Luli, a young Chinese girl, trots off to the playroom with other immigrant children while their parents attend the English as second language class. Last time she was here, she noticed that the playroom was very quiet as all the children played by themselves. Today, she came with a plan to get the children together despite their language barrier.
Luli carefully sets out a thermos, cups and teapot and busies herself making some tea. She calls out ‘Cha’ in Chinese, and all around the playroom the children light up with recognition for the word tea in their language. They join Luli on the tea table and pass warm cups of tea to one another. Unfortunately, the tea gets over before Luli has a cup for herself. In an endearing solution, the children pass back a little bit from each of their cups so that Luli too has a warm cupful of tea.

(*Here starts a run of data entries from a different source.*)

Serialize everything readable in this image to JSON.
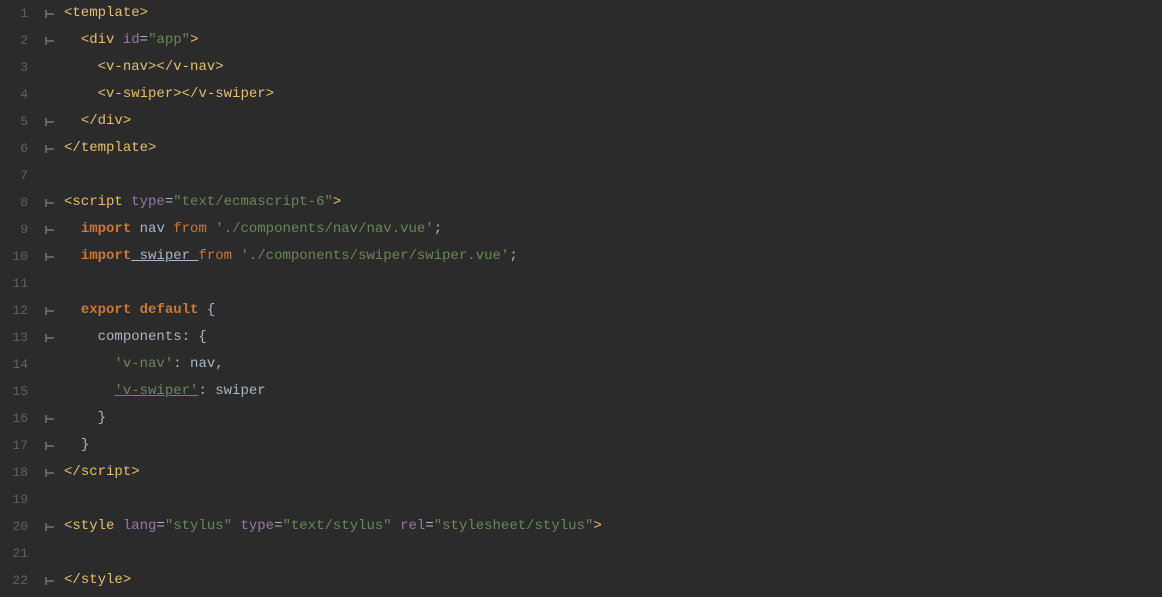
{
  "editor": {
    "background": "#2b2b2b",
    "lines": [
      {
        "number": "1",
        "fold": "⊢",
        "tokens": [
          {
            "type": "tag",
            "text": "<"
          },
          {
            "type": "tag-name",
            "text": "template"
          },
          {
            "type": "tag",
            "text": ">"
          }
        ]
      },
      {
        "number": "2",
        "fold": "⊢",
        "indent": 2,
        "tokens": [
          {
            "type": "tag",
            "text": "<"
          },
          {
            "type": "tag-name",
            "text": "div"
          },
          {
            "type": "attr-name",
            "text": " id"
          },
          {
            "type": "attr-eq",
            "text": "="
          },
          {
            "type": "attr-value",
            "text": "\"app\""
          },
          {
            "type": "tag",
            "text": ">"
          }
        ]
      },
      {
        "number": "3",
        "fold": "",
        "indent": 4,
        "tokens": [
          {
            "type": "tag",
            "text": "<"
          },
          {
            "type": "tag-name",
            "text": "v-nav"
          },
          {
            "type": "tag",
            "text": "></"
          },
          {
            "type": "tag-name",
            "text": "v-nav"
          },
          {
            "type": "tag",
            "text": ">"
          }
        ]
      },
      {
        "number": "4",
        "fold": "",
        "indent": 4,
        "tokens": [
          {
            "type": "tag",
            "text": "<"
          },
          {
            "type": "tag-name",
            "text": "v-swiper"
          },
          {
            "type": "tag",
            "text": "></"
          },
          {
            "type": "tag-name",
            "text": "v-swiper"
          },
          {
            "type": "tag",
            "text": ">"
          }
        ]
      },
      {
        "number": "5",
        "fold": "⊢",
        "indent": 2,
        "tokens": [
          {
            "type": "tag",
            "text": "</"
          },
          {
            "type": "tag-name",
            "text": "div"
          },
          {
            "type": "tag",
            "text": ">"
          }
        ]
      },
      {
        "number": "6",
        "fold": "⊢",
        "indent": 0,
        "tokens": [
          {
            "type": "tag",
            "text": "</"
          },
          {
            "type": "tag-name",
            "text": "template"
          },
          {
            "type": "tag",
            "text": ">"
          }
        ]
      },
      {
        "number": "7",
        "fold": "",
        "indent": 0,
        "tokens": []
      },
      {
        "number": "8",
        "fold": "⊢",
        "indent": 0,
        "tokens": [
          {
            "type": "tag",
            "text": "<"
          },
          {
            "type": "tag-name",
            "text": "script"
          },
          {
            "type": "attr-name",
            "text": " type"
          },
          {
            "type": "attr-eq",
            "text": "="
          },
          {
            "type": "attr-value",
            "text": "\"text/ecmascript-6\""
          },
          {
            "type": "tag",
            "text": ">"
          }
        ]
      },
      {
        "number": "9",
        "fold": "⊢",
        "indent": 2,
        "tokens": [
          {
            "type": "keyword",
            "text": "import"
          },
          {
            "type": "var-name",
            "text": " nav "
          },
          {
            "type": "from-kw",
            "text": "from"
          },
          {
            "type": "string",
            "text": " './components/nav/nav.vue'"
          },
          {
            "type": "punctuation",
            "text": ";"
          }
        ]
      },
      {
        "number": "10",
        "fold": "⊢",
        "indent": 2,
        "tokens": [
          {
            "type": "keyword",
            "text": "import"
          },
          {
            "type": "import-name-underline",
            "text": " swiper "
          },
          {
            "type": "from-kw",
            "text": "from"
          },
          {
            "type": "string",
            "text": " './components/swiper/swiper.vue'"
          },
          {
            "type": "punctuation",
            "text": ";"
          }
        ]
      },
      {
        "number": "11",
        "fold": "",
        "indent": 0,
        "tokens": []
      },
      {
        "number": "12",
        "fold": "⊢",
        "indent": 2,
        "tokens": [
          {
            "type": "keyword",
            "text": "export"
          },
          {
            "type": "keyword",
            "text": " default"
          },
          {
            "type": "brace",
            "text": " {"
          }
        ]
      },
      {
        "number": "13",
        "fold": "⊢",
        "indent": 4,
        "tokens": [
          {
            "type": "prop-name",
            "text": "components"
          },
          {
            "type": "punctuation",
            "text": ": {"
          }
        ]
      },
      {
        "number": "14",
        "fold": "",
        "indent": 6,
        "tokens": [
          {
            "type": "string",
            "text": "'v-nav'"
          },
          {
            "type": "punctuation",
            "text": ": "
          },
          {
            "type": "component-val",
            "text": "nav,"
          }
        ]
      },
      {
        "number": "15",
        "fold": "",
        "indent": 6,
        "tokens": [
          {
            "type": "string-underline",
            "text": "'v-swiper'"
          },
          {
            "type": "punctuation",
            "text": ": "
          },
          {
            "type": "component-val",
            "text": "swiper"
          }
        ]
      },
      {
        "number": "16",
        "fold": "⊢",
        "indent": 4,
        "tokens": [
          {
            "type": "brace",
            "text": "}"
          }
        ]
      },
      {
        "number": "17",
        "fold": "⊢",
        "indent": 2,
        "tokens": [
          {
            "type": "brace",
            "text": "}"
          }
        ]
      },
      {
        "number": "18",
        "fold": "⊢",
        "indent": 0,
        "tokens": [
          {
            "type": "tag",
            "text": "</"
          },
          {
            "type": "tag-name",
            "text": "script"
          },
          {
            "type": "tag",
            "text": ">"
          }
        ]
      },
      {
        "number": "19",
        "fold": "",
        "indent": 0,
        "tokens": []
      },
      {
        "number": "20",
        "fold": "⊢",
        "indent": 0,
        "tokens": [
          {
            "type": "tag",
            "text": "<"
          },
          {
            "type": "tag-name",
            "text": "style"
          },
          {
            "type": "attr-name",
            "text": " lang"
          },
          {
            "type": "attr-eq",
            "text": "="
          },
          {
            "type": "attr-value",
            "text": "\"stylus\""
          },
          {
            "type": "attr-name",
            "text": " type"
          },
          {
            "type": "attr-eq",
            "text": "="
          },
          {
            "type": "attr-value",
            "text": "\"text/stylus\""
          },
          {
            "type": "attr-name",
            "text": " rel"
          },
          {
            "type": "attr-eq",
            "text": "="
          },
          {
            "type": "attr-value",
            "text": "\"stylesheet/stylus\""
          },
          {
            "type": "tag",
            "text": ">"
          }
        ]
      },
      {
        "number": "21",
        "fold": "",
        "indent": 0,
        "tokens": []
      },
      {
        "number": "22",
        "fold": "⊢",
        "indent": 0,
        "tokens": [
          {
            "type": "tag",
            "text": "</"
          },
          {
            "type": "tag-name",
            "text": "style"
          },
          {
            "type": "tag",
            "text": ">"
          }
        ]
      }
    ]
  }
}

This book is a lovely introduction on the ways in which different cultures around the world drink and share tea. Showcasing togetherness around the ritual of sharing tea is common in most immigrant communities.The backmatter includes the author’s note about her personal inspiration as well as an informative note about the unique ways in which different cultures brew and sip their tea.
Andrea Wang tells a personable story through the imminently recognizable ritual of tea time which is often a social event that signals connection. Hyewon Yum’s color pencil illustrations in soft pastels complement the simplicity of the story. Focusing on each child in different panels allows for us to see their individuality. The cover papers with tea cups from different cultures around the world creates an inviting picture of togetherness. I found myself going back to the front page to match each of the children with their parents as well. Overall the book feels as cozy and inviting as a cup of tea, except for an unfortunate glaring error.
The book features ten countries which have a similar name for tea either derived from the Chinese dialect for Cha or Tea depending on which trade route brought the drink to their country. The languages are written in their original script with transliteration and include Portuguese, Swahili, German, Spanish, Arabic, Persian, Turkish, Hindi, Russian and Chinese.
On this page both the Persian (or farsi) and Arabic words for chai are written incorrectly. Both languages are written right to left but in the book they are shown as left to right. So instead of reading it as Chah-ee in Persian, it reads Yee-Icach and instead of Shay in Arabic it reads Yaa-Ash.
Also, each of the letters of the Persian and Arabic script are written separately instead of combining them. A simple google search shows you how the words are written in their respective scripts (see here for Arabic and Persian). Even if the choice was to keep the letters separate, the letters could have been easily transposed to make the word accurate.
There were only a few languages in the book in non Roman scripts and the book would have been stronger if the editorial team checked for linguistic accuracy before being published. This is something I have seen only too often – lip service to the idea of diversity and inclusion without accurate representation of the communities they choose to include. I haven’t seen any reviews that point out this error though given that Muslim reviewers, who would be the most likely to spot the error, are few and far in between.
It’s not that publishers and authors need to be experts on all cultures. However, if your book is showcasing a number of different cultures and languages, it is your responsibility to accurately represent those cultures and languages. In failing to do so, the inclusive message of the book unfortunately appears a little hollow.